名刹の元住職を逮捕、寺院資金9,000万B超流用
女性問題も発覚、押収資産は2億B突破

©警察ラジオ(FM91)

元僧侶、金と女で逮捕

アユタヤ朝初代ウートン王ゆかりの歴史的名刹ワット・プッタイサワンで、元住職の「プラ・ワチラヤーン・ウィ」(66歳)、通称「ルアンポー・アティチョート」が巨額の寺院資金流用と、女性問題により逮捕される大不祥事が発生した。

7月に寄せられた匿名の告発を受け警察が捜査を進めたところ、元住職が僧侶の宿舎内で女性とわいせつな行為に及ぶ防犯カメラ映像がSNS上で流出して全国的な話題となり、重大な戒律違反により即日還俗となった。

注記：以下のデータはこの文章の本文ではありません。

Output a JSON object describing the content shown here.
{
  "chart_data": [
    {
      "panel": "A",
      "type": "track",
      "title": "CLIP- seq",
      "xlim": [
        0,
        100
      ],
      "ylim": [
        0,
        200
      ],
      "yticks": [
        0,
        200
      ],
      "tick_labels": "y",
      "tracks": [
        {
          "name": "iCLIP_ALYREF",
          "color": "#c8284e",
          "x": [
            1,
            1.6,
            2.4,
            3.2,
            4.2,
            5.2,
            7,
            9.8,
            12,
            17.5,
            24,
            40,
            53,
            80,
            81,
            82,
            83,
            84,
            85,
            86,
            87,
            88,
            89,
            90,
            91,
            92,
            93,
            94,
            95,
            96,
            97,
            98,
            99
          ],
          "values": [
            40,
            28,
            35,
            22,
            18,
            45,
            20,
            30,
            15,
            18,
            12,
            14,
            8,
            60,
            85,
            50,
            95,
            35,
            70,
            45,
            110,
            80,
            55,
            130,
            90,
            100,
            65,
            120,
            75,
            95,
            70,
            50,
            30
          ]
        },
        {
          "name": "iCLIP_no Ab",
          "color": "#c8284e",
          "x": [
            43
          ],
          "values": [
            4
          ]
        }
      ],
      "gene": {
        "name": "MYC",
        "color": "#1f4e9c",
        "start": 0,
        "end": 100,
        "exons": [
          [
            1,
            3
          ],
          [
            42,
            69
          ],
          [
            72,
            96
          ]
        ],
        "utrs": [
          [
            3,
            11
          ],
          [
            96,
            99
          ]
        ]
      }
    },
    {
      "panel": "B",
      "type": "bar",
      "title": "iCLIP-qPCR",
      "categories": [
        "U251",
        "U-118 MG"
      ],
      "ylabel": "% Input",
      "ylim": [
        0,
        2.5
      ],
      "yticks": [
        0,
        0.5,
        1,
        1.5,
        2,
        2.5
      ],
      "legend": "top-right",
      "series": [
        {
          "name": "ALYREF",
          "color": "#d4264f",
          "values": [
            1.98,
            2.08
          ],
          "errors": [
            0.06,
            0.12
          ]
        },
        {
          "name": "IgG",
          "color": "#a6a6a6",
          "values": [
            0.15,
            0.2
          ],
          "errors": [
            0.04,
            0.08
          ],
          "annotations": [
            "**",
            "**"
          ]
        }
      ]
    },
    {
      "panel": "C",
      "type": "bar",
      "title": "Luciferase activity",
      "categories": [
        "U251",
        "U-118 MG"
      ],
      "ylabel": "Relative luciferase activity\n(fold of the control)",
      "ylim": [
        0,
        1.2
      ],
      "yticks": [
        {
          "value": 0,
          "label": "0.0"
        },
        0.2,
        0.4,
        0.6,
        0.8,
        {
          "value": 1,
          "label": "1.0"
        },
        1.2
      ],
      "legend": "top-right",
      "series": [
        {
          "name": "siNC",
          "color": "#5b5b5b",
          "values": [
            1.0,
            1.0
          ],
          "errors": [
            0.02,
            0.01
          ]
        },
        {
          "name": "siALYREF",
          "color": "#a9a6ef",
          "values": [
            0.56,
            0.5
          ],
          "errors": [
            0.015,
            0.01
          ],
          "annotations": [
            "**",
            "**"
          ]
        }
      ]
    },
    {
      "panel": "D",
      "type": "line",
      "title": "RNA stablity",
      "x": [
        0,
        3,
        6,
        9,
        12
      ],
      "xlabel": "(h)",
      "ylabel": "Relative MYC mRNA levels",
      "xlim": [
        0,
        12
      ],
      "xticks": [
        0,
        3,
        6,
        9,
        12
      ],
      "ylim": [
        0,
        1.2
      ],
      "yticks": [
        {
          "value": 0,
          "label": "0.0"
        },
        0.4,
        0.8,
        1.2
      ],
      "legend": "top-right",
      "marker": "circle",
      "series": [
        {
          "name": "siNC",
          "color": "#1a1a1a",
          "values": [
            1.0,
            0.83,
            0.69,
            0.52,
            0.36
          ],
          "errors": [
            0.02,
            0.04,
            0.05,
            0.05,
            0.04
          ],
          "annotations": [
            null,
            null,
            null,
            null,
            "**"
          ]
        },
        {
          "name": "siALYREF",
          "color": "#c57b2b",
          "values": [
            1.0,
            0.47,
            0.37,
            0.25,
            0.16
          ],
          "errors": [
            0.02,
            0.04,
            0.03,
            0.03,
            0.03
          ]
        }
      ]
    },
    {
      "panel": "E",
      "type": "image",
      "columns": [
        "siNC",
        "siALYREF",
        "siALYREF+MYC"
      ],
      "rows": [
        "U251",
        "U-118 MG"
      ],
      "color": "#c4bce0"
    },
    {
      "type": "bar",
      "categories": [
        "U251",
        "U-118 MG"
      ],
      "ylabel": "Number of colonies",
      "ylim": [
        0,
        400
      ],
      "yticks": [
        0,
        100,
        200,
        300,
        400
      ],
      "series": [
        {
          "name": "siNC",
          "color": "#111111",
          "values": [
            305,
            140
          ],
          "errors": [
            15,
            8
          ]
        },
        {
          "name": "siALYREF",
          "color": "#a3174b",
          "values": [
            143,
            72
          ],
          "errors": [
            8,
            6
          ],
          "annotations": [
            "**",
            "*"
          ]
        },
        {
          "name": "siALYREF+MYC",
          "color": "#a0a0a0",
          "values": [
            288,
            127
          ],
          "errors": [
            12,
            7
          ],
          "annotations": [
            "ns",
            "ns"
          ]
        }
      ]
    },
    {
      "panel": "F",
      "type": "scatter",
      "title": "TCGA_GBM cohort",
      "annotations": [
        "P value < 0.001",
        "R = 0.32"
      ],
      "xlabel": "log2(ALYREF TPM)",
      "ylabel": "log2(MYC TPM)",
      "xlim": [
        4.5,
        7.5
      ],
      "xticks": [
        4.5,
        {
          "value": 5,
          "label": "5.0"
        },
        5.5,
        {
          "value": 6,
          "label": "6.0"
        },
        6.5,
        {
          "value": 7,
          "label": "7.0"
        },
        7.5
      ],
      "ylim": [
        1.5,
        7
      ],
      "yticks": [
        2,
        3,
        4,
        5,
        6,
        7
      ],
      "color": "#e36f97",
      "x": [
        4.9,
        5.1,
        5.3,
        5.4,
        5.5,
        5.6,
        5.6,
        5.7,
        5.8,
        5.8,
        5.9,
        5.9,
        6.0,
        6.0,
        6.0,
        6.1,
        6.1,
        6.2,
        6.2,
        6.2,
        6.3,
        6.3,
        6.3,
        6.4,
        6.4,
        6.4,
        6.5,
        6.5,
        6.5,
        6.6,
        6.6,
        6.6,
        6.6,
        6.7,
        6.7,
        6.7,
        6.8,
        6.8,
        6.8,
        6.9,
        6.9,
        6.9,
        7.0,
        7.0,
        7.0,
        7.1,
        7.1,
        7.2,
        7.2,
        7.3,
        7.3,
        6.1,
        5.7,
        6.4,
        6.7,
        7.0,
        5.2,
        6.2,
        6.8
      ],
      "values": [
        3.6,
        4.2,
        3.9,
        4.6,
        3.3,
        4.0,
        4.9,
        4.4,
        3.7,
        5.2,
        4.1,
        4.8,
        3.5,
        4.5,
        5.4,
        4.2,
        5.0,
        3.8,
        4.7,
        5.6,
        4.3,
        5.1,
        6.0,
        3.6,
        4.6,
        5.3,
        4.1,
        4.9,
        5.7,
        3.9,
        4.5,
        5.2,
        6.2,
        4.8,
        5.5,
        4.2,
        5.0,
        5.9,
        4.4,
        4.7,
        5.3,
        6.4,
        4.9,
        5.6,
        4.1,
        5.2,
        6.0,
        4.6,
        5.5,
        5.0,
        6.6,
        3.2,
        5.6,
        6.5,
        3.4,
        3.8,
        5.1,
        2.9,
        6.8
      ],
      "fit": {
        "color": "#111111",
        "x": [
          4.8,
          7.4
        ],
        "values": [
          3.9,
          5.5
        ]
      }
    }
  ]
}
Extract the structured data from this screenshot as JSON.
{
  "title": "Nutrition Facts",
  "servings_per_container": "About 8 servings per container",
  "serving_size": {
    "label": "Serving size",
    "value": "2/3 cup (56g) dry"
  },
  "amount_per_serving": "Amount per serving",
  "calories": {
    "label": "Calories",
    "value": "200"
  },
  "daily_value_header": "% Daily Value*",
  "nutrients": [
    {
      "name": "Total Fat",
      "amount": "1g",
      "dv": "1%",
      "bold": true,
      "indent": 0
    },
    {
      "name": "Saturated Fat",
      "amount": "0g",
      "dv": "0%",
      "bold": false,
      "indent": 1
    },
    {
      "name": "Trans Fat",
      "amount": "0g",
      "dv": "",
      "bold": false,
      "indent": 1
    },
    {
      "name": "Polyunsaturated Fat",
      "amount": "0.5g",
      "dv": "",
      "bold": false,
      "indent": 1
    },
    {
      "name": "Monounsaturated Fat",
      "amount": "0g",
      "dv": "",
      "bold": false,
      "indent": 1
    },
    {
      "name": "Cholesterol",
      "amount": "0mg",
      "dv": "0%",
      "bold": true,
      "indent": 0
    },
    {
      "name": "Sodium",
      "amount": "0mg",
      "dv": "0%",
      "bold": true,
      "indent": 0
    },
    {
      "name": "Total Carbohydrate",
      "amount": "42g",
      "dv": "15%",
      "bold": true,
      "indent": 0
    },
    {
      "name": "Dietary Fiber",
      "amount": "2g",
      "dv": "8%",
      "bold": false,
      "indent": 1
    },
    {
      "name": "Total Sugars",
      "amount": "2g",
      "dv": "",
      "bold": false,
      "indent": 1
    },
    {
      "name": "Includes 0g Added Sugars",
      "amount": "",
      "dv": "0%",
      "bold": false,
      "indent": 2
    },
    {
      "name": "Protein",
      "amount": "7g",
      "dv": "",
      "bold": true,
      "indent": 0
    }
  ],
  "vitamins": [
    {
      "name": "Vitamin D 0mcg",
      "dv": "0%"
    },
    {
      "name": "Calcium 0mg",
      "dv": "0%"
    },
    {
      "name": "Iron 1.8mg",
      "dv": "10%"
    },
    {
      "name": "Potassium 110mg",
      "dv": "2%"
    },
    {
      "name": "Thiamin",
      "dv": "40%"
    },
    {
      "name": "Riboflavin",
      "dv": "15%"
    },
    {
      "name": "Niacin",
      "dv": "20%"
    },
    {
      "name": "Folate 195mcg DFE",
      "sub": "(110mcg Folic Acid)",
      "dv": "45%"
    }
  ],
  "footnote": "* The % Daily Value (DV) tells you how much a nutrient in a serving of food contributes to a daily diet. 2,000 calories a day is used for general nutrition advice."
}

さらに、2年以上にわたり寺院名義の寄付証明書を不正発行し、寄付金を寺院口座へ入れずに女性側へ不正流用していた疑いが発覚した。

確認された流用被害額は約9,200万Bに上る。9月10日に元住職と共犯の女性が逮捕され、関係先6カ所の捜査が行われた。元住職の宿舎からは現金1億3,830万Bや約7,000万B相当の金製品、女性宅からも現金約387万Bなどが押収され、押収資産の総額は約2億1,523万Bに達した。元住職には公務員としての横領や職務上の不正、マネーロンダリング共謀などの容疑がかけられている。

また、この元住職は「リアン・ヌアドゥアン」という一個最大数百万Bで取引される人気のお守り(プラクルアン)を手掛け、アヌティン首相が身につけていた写真も話題となるなどお守り界でも著名だった。

タイでは前年にもワット・ライキンの高僧が約3億Bの横領事件で摘発され、今年に有罪判決が出ている。高僧への信頼失墜と不祥事が相次ぐ中、今回の事件は個人の背徳にとどまらず、寺院寄付金の透明な管理や監査体制の確立という重い課題を改めて突きつけている。